Patestos N P, Haegeman G, Vandevoorde V, Fiers W
Laboratory of Molecular Biology, Gent University, Belgium.
Biochimie. 1993;75(11):1007-18. doi: 10.1016/0300-9084(93)90153-j.
After treatment of L929 cells, a murine fibrosarcoma line, with tumor necrosis factor (TNF), a nuclear kappa B-like transcription factor is rapidly induced as identified by gel shift mobility assays using the kappa B-responsive sequence of the immunoglobulin or interleukin-6 (IL-6) genes as a DNA probe. When induction was carried out under conditions of increased or decreased cytotoxicity, which correlates with altered IL-6 gene expression, nuclear factor kappa B (NF-kappa B) activation was also demonstrated, but the abundance of the protein/DNA complex observed remained unchanged. Also activation of NF-kappa B as a function of time following TNF treatment did not reveal a correlation between the abundance of the protein/DNA complex and the TNF-induced IL-6 mRNA levels. Moreover, in L929 cells resistant to TNF cytotoxicity, the kappa B-like factor still became fully activated by TNF, although the IL-6 gene was only marginally expressed. In conclusion, discrepancies between the abundance of the activated NF-kappa B-like factor and the IL-6 mRNA production upon treatment with TNF indicate that (an) additional transcription factor(s) and/or (a) regulating mechanism(s) is (are) necessary for fine regulation of the level of IL-6 gene expression in response to cytokine stimulation.

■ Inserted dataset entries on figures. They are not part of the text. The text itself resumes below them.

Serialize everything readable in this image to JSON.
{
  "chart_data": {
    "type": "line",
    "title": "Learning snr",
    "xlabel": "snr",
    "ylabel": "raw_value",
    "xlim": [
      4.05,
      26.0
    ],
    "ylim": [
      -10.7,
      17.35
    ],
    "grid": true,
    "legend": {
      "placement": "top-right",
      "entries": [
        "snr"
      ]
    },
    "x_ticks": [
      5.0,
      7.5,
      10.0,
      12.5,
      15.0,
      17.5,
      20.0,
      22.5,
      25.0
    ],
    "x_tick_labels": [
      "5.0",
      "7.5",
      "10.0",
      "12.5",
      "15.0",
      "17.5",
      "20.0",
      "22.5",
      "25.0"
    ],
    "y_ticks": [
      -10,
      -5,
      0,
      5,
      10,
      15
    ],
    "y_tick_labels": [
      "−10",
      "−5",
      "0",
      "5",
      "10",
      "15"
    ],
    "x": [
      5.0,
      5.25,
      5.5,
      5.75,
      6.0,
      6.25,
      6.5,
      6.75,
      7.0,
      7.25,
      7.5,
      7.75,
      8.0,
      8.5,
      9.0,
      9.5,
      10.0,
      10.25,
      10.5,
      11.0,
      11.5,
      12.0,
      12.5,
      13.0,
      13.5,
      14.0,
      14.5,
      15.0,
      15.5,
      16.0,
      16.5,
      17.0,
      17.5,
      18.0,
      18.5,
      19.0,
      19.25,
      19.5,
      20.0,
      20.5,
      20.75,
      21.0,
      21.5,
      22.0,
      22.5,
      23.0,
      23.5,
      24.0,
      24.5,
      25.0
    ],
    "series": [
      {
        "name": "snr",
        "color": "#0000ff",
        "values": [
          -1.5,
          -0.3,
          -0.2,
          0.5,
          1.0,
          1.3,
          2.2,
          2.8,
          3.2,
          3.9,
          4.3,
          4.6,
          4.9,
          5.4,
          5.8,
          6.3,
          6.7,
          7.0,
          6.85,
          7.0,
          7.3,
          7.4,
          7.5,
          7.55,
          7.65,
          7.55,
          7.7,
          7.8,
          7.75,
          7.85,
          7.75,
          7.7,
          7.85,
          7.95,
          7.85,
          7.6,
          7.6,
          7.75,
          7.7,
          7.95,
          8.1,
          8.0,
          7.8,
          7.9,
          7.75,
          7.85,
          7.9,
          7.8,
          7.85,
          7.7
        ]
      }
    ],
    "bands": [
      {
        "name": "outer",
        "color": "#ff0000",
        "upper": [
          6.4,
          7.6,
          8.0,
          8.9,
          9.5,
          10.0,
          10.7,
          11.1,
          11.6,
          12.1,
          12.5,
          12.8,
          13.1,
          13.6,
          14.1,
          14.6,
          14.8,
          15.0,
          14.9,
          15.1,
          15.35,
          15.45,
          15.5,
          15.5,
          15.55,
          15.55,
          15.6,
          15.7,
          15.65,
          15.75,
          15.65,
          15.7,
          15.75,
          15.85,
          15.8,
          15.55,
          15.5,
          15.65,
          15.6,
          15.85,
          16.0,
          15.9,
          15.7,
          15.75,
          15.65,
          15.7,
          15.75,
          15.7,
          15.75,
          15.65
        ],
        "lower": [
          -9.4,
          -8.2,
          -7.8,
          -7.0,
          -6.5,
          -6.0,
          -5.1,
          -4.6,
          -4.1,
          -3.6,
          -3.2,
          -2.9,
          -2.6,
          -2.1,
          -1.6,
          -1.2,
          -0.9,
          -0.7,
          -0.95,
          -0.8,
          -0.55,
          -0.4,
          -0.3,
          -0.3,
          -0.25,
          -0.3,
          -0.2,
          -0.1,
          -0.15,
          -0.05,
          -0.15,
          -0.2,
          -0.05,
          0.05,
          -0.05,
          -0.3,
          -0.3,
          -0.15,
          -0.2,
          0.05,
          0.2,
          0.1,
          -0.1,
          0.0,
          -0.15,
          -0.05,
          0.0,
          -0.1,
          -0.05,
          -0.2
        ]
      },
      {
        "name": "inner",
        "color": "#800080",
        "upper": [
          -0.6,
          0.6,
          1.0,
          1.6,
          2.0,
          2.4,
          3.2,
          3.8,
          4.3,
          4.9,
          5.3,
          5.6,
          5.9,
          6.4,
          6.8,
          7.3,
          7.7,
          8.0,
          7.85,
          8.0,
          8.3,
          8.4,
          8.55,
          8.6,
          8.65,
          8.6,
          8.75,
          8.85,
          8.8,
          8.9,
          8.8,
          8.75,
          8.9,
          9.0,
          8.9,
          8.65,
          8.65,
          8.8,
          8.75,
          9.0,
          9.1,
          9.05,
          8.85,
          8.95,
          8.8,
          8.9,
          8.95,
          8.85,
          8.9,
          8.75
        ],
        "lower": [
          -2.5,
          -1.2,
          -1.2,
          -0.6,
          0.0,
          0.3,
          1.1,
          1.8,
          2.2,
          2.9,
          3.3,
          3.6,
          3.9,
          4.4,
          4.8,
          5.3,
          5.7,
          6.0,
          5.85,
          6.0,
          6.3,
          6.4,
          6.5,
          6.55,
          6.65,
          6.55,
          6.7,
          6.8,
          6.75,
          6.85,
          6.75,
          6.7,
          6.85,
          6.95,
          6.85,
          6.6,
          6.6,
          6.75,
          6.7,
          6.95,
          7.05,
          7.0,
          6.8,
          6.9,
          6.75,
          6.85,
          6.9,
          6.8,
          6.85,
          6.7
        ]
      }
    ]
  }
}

用肿瘤坏死因子(TNF)处理小鼠纤维肉瘤细胞系L929细胞后,通过凝胶迁移率变动分析鉴定发现,一种类核κB转录因子被迅速诱导,该分析使用免疫球蛋白或白细胞介素-6(IL-6)基因的κB反应序列作为DNA探针。当在细胞毒性增加或降低的条件下进行诱导时(这与IL-6基因表达的改变相关),也证明了核因子κB(NF-κB)的激活,但观察到的蛋白质/DNA复合物的丰度保持不变。TNF处理后NF-κB的激活随时间变化的情况也未显示蛋白质/DNA复合物的丰度与TNF诱导的IL-6 mRNA水平之间存在相关性。此外,在对TNF细胞毒性具有抗性的L929细胞中,类κB因子仍能被TNF完全激活,尽管IL-6基因仅少量表达。总之,TNF处理后活化的类NF-κB因子的丰度与IL-6 mRNA产生之间的差异表明,为了精细调节IL-6基因表达水平以响应细胞因子刺激,需要额外的转录因子和/或调节机制。